Closed TheLogFather closed 7 years ago
Cloud logs still showing as empty... [bump, I guess]
/cc @colbygk @rschamp
Checking on the monitor host:
There are loads of shard errors, with what appear to be filesystem level I/O read errors.
Steps taken:
1) Unmounted the /var/lib/elasticsearch filesystem (/dev/sdb1
)
fsck -y /dev/sdb1
Lots and lots and lots of correctable errors reported.
2) Remounted /var/lib/elasticsearch
3) New errors showed up, and, filesystem went read-only as soon as any writes occurred (from CLI operations, elasticsearch never went green/did not initialize shard properly)
4) /dev/sdb1
is a RAID10, 4 x 111GB Intel SSDs (donated several years before)

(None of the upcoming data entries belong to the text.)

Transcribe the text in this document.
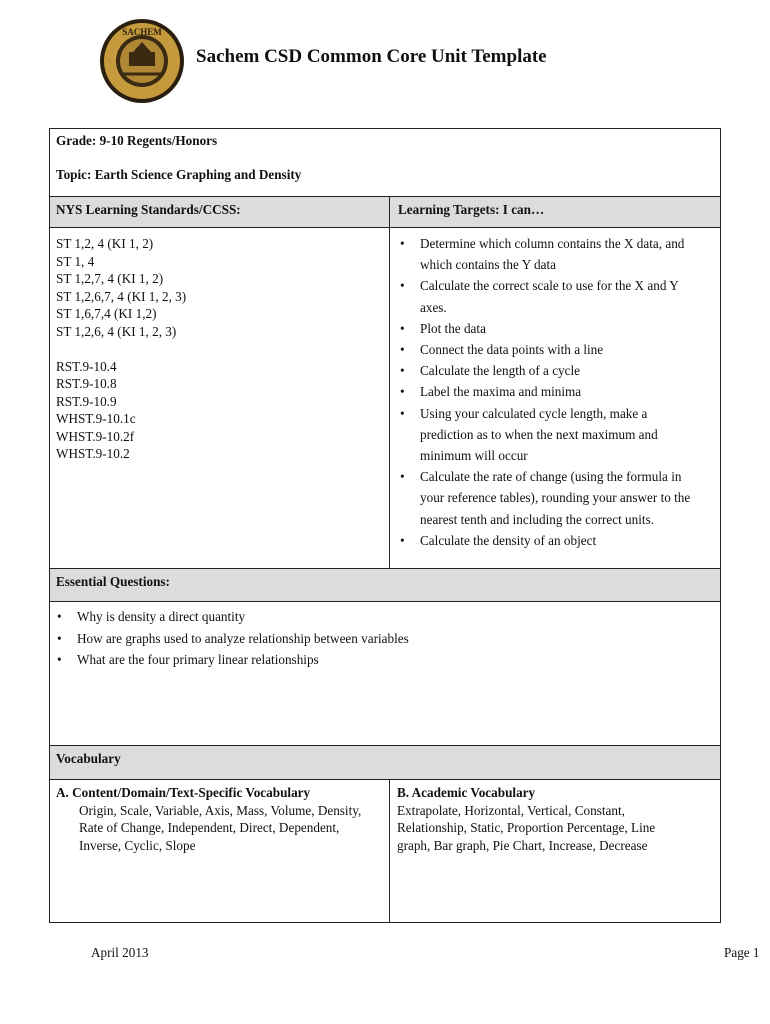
SACHEM
Sachem CSD Common Core Unit Template
Grade: 9-10 Regents/Honors
Topic: Earth Science Graphing and Density
NYS Learning Standards/CCSS:	Learning Targets: I can…
ST 1,2, 4 (KI 1, 2)
ST 1, 4
ST 1,2,7, 4 (KI 1, 2)
ST 1,2,6,7, 4 (KI 1, 2, 3)
ST 1,6,7,4 (KI 1,2)
ST 1,2,6, 4 (KI 1, 2, 3)
RST.9-10.4
RST.9-10.8
RST.9-10.9
WHST.9-10.1c
WHST.9-10.2f
WHST.9-10.2
• Determine which column contains the X data, and which contains the Y data
• Calculate the correct scale to use for the X and Y axes.
• Plot the data
• Connect the data points with a line
• Calculate the length of a cycle
• Label the maxima and minima
• Using your calculated cycle length, make a prediction as to when the next maximum and minimum will occur
• Calculate the rate of change (using the formula in your reference tables), rounding your answer to the nearest tenth and including the correct units.
• Calculate the density of an object
Essential Questions:
• Why is density a direct quantity
• How are graphs used to analyze relationship between variables
• What are the four primary linear relationships
Vocabulary
A. Content/Domain/Text-Specific Vocabulary
Origin, Scale, Variable, Axis, Mass, Volume, Density, Rate of Change, Independent, Direct, Dependent, Inverse, Cyclic, Slope
B. Academic Vocabulary
Extrapolate, Horizontal, Vertical, Constant, Relationship, Static, Proportion Percentage, Line graph, Bar graph, Pie Chart, Increase, Decrease
April 2013	Page 1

These appear to be genuine read errors of some sort. Rebuilding disk from scratch:
1) copied /var/lib/elasticsearch/scratch-prod-elasticsearch/nodes/0/_state
to /tmp
2) umount /var/lib/elasticsearch
3) mkfs -t ext4 /dev/sdb1
4) mount /var/lib/elasticsearch
5) copied _state
back to /var/lib/elasticsearch/scratch-prod-elasticsearch/nodes/0/
with correct ownership/permissions
6) restarted elasticsearch
7) no more shard errors
root@:/var/lib/elasticsearch/scratch-prod-elasticsearch/nodes/0# curl -s -XGET http://localhost:9200/_cluster/health?pretty | awk '{print " "$0}' { "cluster_name" : "scratch-prod-elasticsearch", "status" : "yellow", "timed_out" : false, "number_of_nodes" : 1, "number_of_data_nodes" : 1, "active_primary_shards" : 5, "active_shards" : 5, "relocating_shards" : 0, "initializing_shards" : 0, "unassigned_shards" : 5 } root@:/var/lib/elasticsearch/scratch-prod-elasticsearch/nodes/0# curl -s -XGET http://localhost:9200/_cat/shards | awk '{print " "$0}' cloudlogs 2 p STARTED 6013 3.7mb ... cloudlogs 2 r UNASSIGNED cloudlogs 0 p STARTED 5954 7.2mb ... cloudlogs 0 r UNASSIGNED cloudlogs 3 p STARTED 6049 3.4mb ... cloudlogs 3 r UNASSIGNED cloudlogs 1 p STARTED 6045 3.5mb ... cloudlogs 1 r UNASSIGNED cloudlogs 4 p STARTED 6008 3.2mb ... * cloudlogs 4 r UNASSIGNED
Time to onset of heavier than normal load on the host appears to corrispond with power interruption on June 1-2nd.
Went to https://scratch.mit.edu/cloudmonitor/<projectid>/
and confirmed that cloud data logging working again...
I'm getting "no Cloud data activity" at the moment, for all projects I've looked at. (Even though I can see cloud is being updated for the projects.)